You are a very emotional and sensitive individual. Your life and love of life is dominated by your emotions - you have great feeling towards your fellow man and you are always full of enthusiasm but be careful, you tend to let your heart rule your head

actually I consider myself a more rational-cerebral kinda of girl...


and this being so, you could be easily hurt - as perhaps you may have indeed been hurt in the past.

INDEED!!!!


You are a very warm and emotional individual but unfortunately in the past too many people have taken advantage of this sensitive trait.

Bull's eye!!!

You need aesthetic surroundings, or an equally sensitive and understanding partner with whom to share a warm understanding.

You lack confidence and that is a great pity because deep down you are indeed a warm caring person. This lack of confidence is making you wary of being drawn into any open discussion or conflict and so you feel as if you should let matters lie and leave well alone.

But there may be a pleasant surprise in store for you. You are beginning to grow and very soon - sooner than you believed possible - this warm loving new you will be available for all to see and to appreciate.

GEE I HOPE SO!!!!

Matters have not gone well for you. You are experiencing severe stress trying to guard yourself from further disappointments. It would seem that all of your hopes and dreams have not been realised and you are now beginning to doubt yourself.

A nice way to sum up how I feel towards my dissertation...


You no longer wish to be further advised by anyone and you insist on going it alone - to control your own destiny. Even though deep down you doubt whether things will get better in the future you have one consolation - and that is that they couldn't possibly get worse.

you got that right...


Unwilling to give up anything that you possess, you are looking for some sort of security as a protection against any further setback or loss of position and prestige. You are so negative that you tend to exaggerate your problems and refuse to accept any advice from so called well-meaning friends.

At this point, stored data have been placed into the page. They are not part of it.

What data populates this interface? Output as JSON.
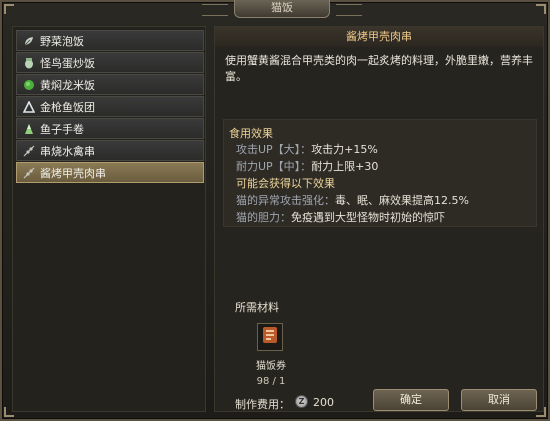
{
  "window": {
    "title": "猫饭"
  },
  "food_list": [
    {
      "label": "野菜泡饭",
      "icon": "leaf-icon",
      "icon_color": "#c9d3c7",
      "selected": false
    },
    {
      "label": "怪鸟蛋炒饭",
      "icon": "egg-icon",
      "icon_color": "#b9d4b4",
      "selected": false
    },
    {
      "label": "黄焖龙米饭",
      "icon": "rice-ball-icon",
      "icon_color": "#4caf3c",
      "selected": false
    },
    {
      "label": "金枪鱼饭团",
      "icon": "onigiri-icon",
      "icon_color": "#dfe6e9",
      "selected": false
    },
    {
      "label": "鱼子手卷",
      "icon": "hand-roll-icon",
      "icon_color": "#8fcf7a",
      "selected": false
    },
    {
      "label": "串烧水禽串",
      "icon": "skewer-icon",
      "icon_color": "#c8c6c0",
      "selected": false
    },
    {
      "label": "酱烤甲壳肉串",
      "icon": "skewer-icon",
      "icon_color": "#c8c6c0",
      "selected": true
    }
  ],
  "detail": {
    "title": "酱烤甲壳肉串",
    "description": "使用蟹黄酱混合甲壳类的肉一起炙烤的料理，外脆里嫩，营养丰富。",
    "effects_heading": "食用效果",
    "effects": [
      {
        "key": "攻击UP【大】：",
        "value": "攻击力+15%"
      },
      {
        "key": "耐力UP【中】：",
        "value": "耐力上限+30"
      }
    ],
    "possible_heading": "可能会获得以下效果",
    "possible_effects": [
      {
        "key": "猫的异常攻击强化：",
        "value": "毒、眠、麻效果提高12.5%"
      },
      {
        "key": "猫的胆力：",
        "value": "免疫遇到大型怪物时初始的惊吓"
      }
    ],
    "materials_heading": "所需材料",
    "material": {
      "name": "猫饭券",
      "count": "98 / 1",
      "icon": "ticket-icon",
      "icon_color": "#b85a2a"
    },
    "cost_label": "制作费用：",
    "cost_coin": "Z",
    "cost_value": "200"
  },
  "buttons": {
    "confirm": "确定",
    "cancel": "取消"
  },
  "colors": {
    "accent_gold": "#ecd49a",
    "title_orange": "#f0c98a",
    "selected_bg": "#7a6b4a"
  }
}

woe is me. I gotta admit I am the world's biggest worrier...

Disappointment and the fear that there is no point in formulating fresh goals have led to anxiety and you are distressed by the lack of any close and understanding relationships. You feel you are not appreciated by those who matter to you. You are attempting to escape into a world on which you can relax and feel at ease.

Man, I could use a vacation!!!

I guess it shows how overwhelmed and frustrated I feel. But I can't give up now. I do want to receive that "nice surprise". Stay tuned...

1 Comments:

Blogger nennella said...

once more you've surprised me, girlie!! lo hice y aluciné con el resultado!! Vaya tela marinera!!!!